Pada posisi ini, pelari tidak boleh bergerak sedikit pun karena kesalahan kecil bisa dianggap false start.
3. Aba-aba “Ya!”
Setelah aba-aba terakhir terdengar, barulah pelari mulai melesat dengan teknik yang sudah terlatih.
Tahapan yang dilakukan:
- Segera dorong tubuh dengan kuat dari balok start sambil mempertahankan posisi condong ke depan.
- Hindari melompat; gunakan dorongan kaki kuat sebagai langkah pertama.
- Langkah awal harus panjang dan bertenaga, bukan pendek dan terburu-buru.
- Tangan membentuk sudut 90° dan diayun sesuai ritme kaki, tidak berlebihan ke depan maupun belakang.
- Tingkatkan akselerasi setiap 10 meter.
- Badan mulai ditegakkan pada jarak sekitar 20 meter.
- Atur ritme napas agar tidak cepat lelah saat masuk fase top speed.

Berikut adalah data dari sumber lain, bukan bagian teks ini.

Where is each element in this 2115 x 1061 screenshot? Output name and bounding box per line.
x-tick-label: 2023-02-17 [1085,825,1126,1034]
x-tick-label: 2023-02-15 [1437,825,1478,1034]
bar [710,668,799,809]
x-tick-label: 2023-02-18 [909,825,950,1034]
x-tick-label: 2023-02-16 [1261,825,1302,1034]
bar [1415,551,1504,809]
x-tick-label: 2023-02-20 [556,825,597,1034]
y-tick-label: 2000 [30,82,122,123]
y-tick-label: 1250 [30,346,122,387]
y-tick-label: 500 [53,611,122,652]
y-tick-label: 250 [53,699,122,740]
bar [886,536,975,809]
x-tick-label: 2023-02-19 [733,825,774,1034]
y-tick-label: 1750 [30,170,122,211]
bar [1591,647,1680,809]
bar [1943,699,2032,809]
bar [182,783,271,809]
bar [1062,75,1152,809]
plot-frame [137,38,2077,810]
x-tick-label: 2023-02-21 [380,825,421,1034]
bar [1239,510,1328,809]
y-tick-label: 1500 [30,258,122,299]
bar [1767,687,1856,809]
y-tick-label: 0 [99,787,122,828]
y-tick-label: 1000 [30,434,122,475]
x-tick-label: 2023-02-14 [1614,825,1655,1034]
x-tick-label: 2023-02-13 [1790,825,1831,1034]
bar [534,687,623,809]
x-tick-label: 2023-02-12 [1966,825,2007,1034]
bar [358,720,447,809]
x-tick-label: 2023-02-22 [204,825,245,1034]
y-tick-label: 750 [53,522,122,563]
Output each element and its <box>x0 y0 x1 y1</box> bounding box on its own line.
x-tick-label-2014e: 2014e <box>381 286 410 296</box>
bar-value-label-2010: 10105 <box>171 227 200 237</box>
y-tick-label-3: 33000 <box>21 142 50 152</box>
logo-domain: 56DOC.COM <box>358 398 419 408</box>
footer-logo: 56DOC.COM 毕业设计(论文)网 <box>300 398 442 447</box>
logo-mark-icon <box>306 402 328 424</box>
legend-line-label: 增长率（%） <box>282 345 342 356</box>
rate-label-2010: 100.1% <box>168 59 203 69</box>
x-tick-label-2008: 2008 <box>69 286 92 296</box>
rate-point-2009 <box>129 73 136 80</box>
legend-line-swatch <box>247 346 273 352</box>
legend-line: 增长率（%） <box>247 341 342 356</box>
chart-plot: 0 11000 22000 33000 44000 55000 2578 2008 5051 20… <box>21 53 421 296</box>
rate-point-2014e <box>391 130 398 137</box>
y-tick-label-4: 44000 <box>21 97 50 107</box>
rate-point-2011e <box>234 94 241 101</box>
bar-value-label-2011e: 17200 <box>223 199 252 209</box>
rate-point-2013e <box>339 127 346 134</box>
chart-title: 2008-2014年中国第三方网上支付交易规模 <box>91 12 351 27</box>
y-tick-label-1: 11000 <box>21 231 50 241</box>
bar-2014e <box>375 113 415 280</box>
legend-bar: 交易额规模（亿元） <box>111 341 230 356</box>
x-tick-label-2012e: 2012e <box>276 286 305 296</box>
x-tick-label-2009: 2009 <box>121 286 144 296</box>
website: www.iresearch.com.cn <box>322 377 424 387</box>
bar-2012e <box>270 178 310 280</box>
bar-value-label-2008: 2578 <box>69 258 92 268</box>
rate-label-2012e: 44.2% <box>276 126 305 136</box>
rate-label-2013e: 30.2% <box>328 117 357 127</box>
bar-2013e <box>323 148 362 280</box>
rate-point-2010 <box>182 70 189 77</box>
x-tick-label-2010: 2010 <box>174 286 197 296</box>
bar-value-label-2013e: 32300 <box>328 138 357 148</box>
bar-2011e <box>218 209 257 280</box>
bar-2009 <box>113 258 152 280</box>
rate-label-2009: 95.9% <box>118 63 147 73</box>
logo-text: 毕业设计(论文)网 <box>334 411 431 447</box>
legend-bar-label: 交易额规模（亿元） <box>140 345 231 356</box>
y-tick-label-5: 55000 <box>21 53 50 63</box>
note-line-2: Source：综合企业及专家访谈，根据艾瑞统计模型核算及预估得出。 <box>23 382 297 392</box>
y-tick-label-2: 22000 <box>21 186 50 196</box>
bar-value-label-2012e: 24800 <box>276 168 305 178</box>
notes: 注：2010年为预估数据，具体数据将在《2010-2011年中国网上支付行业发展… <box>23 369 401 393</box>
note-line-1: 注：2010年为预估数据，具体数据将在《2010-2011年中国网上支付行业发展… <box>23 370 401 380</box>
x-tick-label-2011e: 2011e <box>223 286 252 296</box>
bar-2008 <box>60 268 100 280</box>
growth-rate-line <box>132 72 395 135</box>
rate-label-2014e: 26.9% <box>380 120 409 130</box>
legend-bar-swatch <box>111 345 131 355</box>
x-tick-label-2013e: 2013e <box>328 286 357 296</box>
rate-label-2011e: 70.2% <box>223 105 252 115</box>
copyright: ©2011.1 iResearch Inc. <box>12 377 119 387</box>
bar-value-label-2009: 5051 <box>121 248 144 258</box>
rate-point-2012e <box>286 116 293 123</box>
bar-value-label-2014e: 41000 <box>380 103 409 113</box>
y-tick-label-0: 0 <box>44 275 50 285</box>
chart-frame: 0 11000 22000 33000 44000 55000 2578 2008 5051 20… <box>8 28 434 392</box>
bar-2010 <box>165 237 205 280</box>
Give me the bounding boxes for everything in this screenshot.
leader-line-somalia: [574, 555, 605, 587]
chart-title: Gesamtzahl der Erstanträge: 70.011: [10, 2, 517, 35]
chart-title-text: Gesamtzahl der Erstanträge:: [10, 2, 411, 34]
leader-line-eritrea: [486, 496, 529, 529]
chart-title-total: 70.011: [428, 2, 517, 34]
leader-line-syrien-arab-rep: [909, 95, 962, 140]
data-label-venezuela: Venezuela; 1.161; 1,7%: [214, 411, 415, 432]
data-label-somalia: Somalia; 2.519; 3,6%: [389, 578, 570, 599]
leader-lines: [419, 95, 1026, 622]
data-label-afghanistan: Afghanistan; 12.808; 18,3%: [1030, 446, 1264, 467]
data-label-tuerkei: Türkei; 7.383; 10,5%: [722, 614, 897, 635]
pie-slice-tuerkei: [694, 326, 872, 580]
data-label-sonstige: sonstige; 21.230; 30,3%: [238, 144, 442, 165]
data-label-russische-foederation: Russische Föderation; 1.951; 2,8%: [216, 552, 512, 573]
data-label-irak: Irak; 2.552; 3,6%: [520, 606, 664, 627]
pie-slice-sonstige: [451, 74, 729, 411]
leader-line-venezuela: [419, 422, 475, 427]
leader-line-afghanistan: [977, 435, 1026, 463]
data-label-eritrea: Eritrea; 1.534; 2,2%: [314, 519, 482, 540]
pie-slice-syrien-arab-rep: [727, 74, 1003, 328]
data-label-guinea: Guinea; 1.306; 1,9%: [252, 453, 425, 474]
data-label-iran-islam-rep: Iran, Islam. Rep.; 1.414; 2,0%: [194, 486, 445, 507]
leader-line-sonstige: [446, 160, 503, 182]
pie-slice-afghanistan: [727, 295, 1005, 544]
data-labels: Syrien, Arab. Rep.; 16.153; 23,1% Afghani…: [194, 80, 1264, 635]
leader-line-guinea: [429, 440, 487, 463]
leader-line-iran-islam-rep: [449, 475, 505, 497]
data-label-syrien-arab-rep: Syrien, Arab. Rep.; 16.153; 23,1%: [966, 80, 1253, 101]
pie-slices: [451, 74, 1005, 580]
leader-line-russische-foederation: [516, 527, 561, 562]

Teknik ini membantu pelari menjaga momentum hingga mencapai garis finis.
Start jongkok menjadi elemen penting bagi setiap pelari sprint. Teknik yang benar bukan hanya membantu mendapatkan akselerasi terbaik, tetapi juga memastikan pelari mampu mempertahankan kecepatan di sepanjang lintasan. Jika dikuasai dengan baik, pelari mampu meminimalkan risiko tertinggal sejak start dan meningkatkan performanya secara konsisten.
Dengan memahami dan melatih ketiga tahapan aba-aba ini, siapa pun—baik pemula maupun atlet profesional—bisa memiliki pondasi yang kuat dalam dunia lari jarak pendek.